Créée en 1756 et ouverte en 1757 par la municipalité tournaisienne, celle-ci répondait à un besoin de former une main d’œuvre qualifiée d’un point de vue artistique pour les manufactures royales et impériales de porcelaine qui venaient de s’implanter dans la Ville. Avant d’être destiné à une école, le site accueillait l’Hôpital Notre Dame de Tournai.
Léo Devaddère est lui-même diplômé de cette école, tandis que Sofhie Mavroudis est sortie de l’Académie Alphonse Darville de Charleroi. Tous deux sont lauréats de la Bourse provinciale aux artistes financée par Hainaut Culture. Leurs candidatures avaient en effet retenu l’attention du Jury composé avec la Maison de la Culture de Tournai et le Secteur des Arts Plastiques de la Province, au début de l’année 2021.

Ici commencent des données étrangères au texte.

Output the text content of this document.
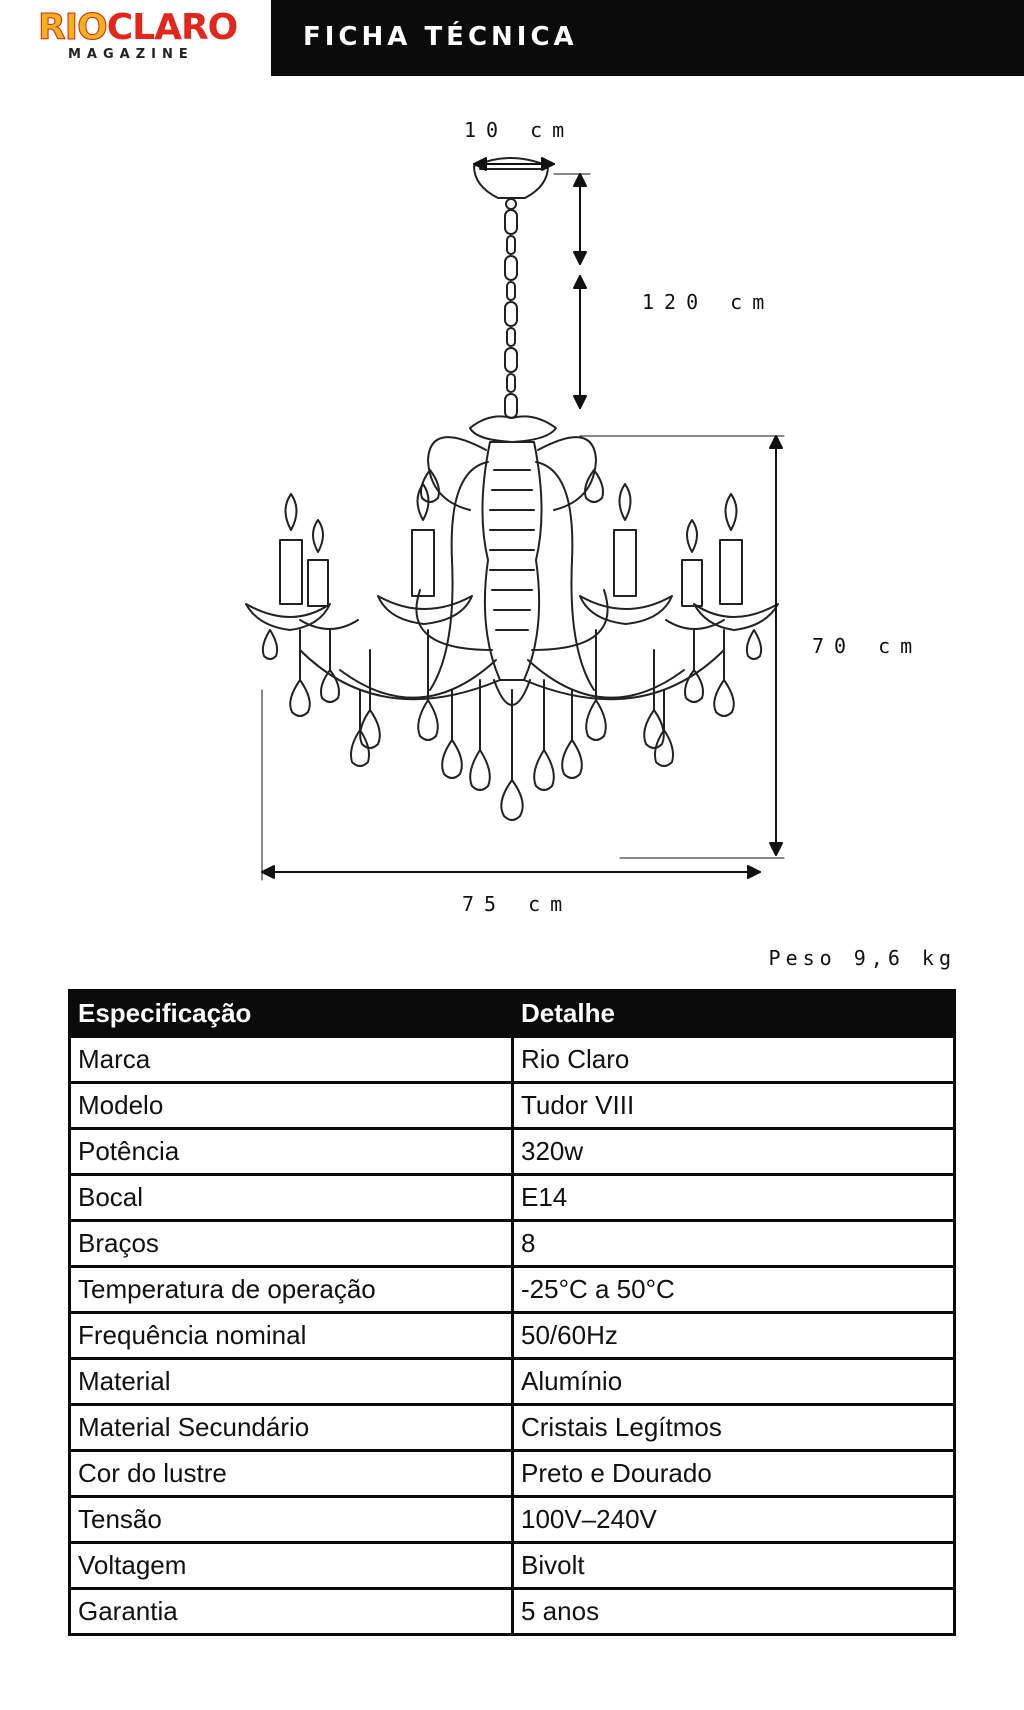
RIOCLARO
MAGAZINE
FICHA TÉCNICA
10 cm
120 cm
70 cm
75 cm
Peso 9,6 kg
Especificação	Detalhe
Marca	Rio Claro
Modelo	Tudor VIII
Potência	320w
Bocal	E14
Braços	8
Temperatura de operação	-25°C a 50°C
Frequência nominal	50/60Hz
Material	Alumínio
Material Secundário	Cristais Legítmos
Cor do lustre	Preto e Dourado
Tensão	100V–240V
Voltagem	Bivolt
Garantia	5 anos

Deux propositions qui questionnent le monde qui nous entoure, sa permanence, ses mouvements aussi. La longévité du monde végétale, la stratigraphie que nous livrent les écorces imprimées de Léo Devaddère, et les promesses d’éternité gravées par les amoureux dans la chair des arbres. La fragilité et la pénibilité des flux migratoires perpétuels : ceux des oiseaux, mais surtout ceux des hommes en quête d’une vie meilleure, ou plutôt d’une vie tout simplement sur lesquels Sofhie Mavroudis nous demande de nous pencher.
Une salle qui semble reconstituer un petit fragment de notre univers qui s’effrite, avec ces arbres emportés par les tempêtes successives, symptômes de la dégénérescence de notre climat et les êtres fragiles et pourtant si volontaires qui sont cloués au sol, victimes d’épuisement, morts de faim, de froid, morts parce qu’ignorés, évaporés.
Léo Devaddère tisse des liens
Le plasticien a sillonné les bois mais aussi scruté les arbres parfois isolés, et détecté sur eux les stigmates amoureuses, gravées comme des ex voto par des couples en quête d’un lien éternel. Une démarche très méthodique, avec inventaire et géolocalisation des feuillus. Pour chaque témoignage amoureux identifié, Léo Devaddère a emmené un morceau d’écorce se trouvant à proximité, comme un échantillon tangible et mobile de sa découverte. Le plasticien a ensuite mis en oeuvre un processus de reproduction qu’il prend soin de décrire au sein de l’exposition.
Chaque oeuvre est estampillée d’un tampon où figurent les coordonnées géographiques associées, ainsi que le nombre d’exemplaires du tirage. Cette légende étant une invitation au regardeur, une proposition de partager les voeux échangés par les amoureux et à rencontrer l’arbre qui en fut témoin… Un prétexte aussi à vagabonder et à s’intéresser à ces végétaux qui nous observent silencieusement.
Ces impressions riches en matière associées dans la galerie du Lapin perdu deviennent les colonnes qui soutiennent les voutes de la salle.
L’oeuvre de Sofhie Mavroudis pénétrée par la question des migrants
L’artiste essaye habituellement de rendre un souffle de vie à ces personnes invisibilisées, en mettant en scène les traces (sandales, photos) qui témoignent de leur destinée qui se sont violemment arrêtées dans un silence assourdissant d’indifférence.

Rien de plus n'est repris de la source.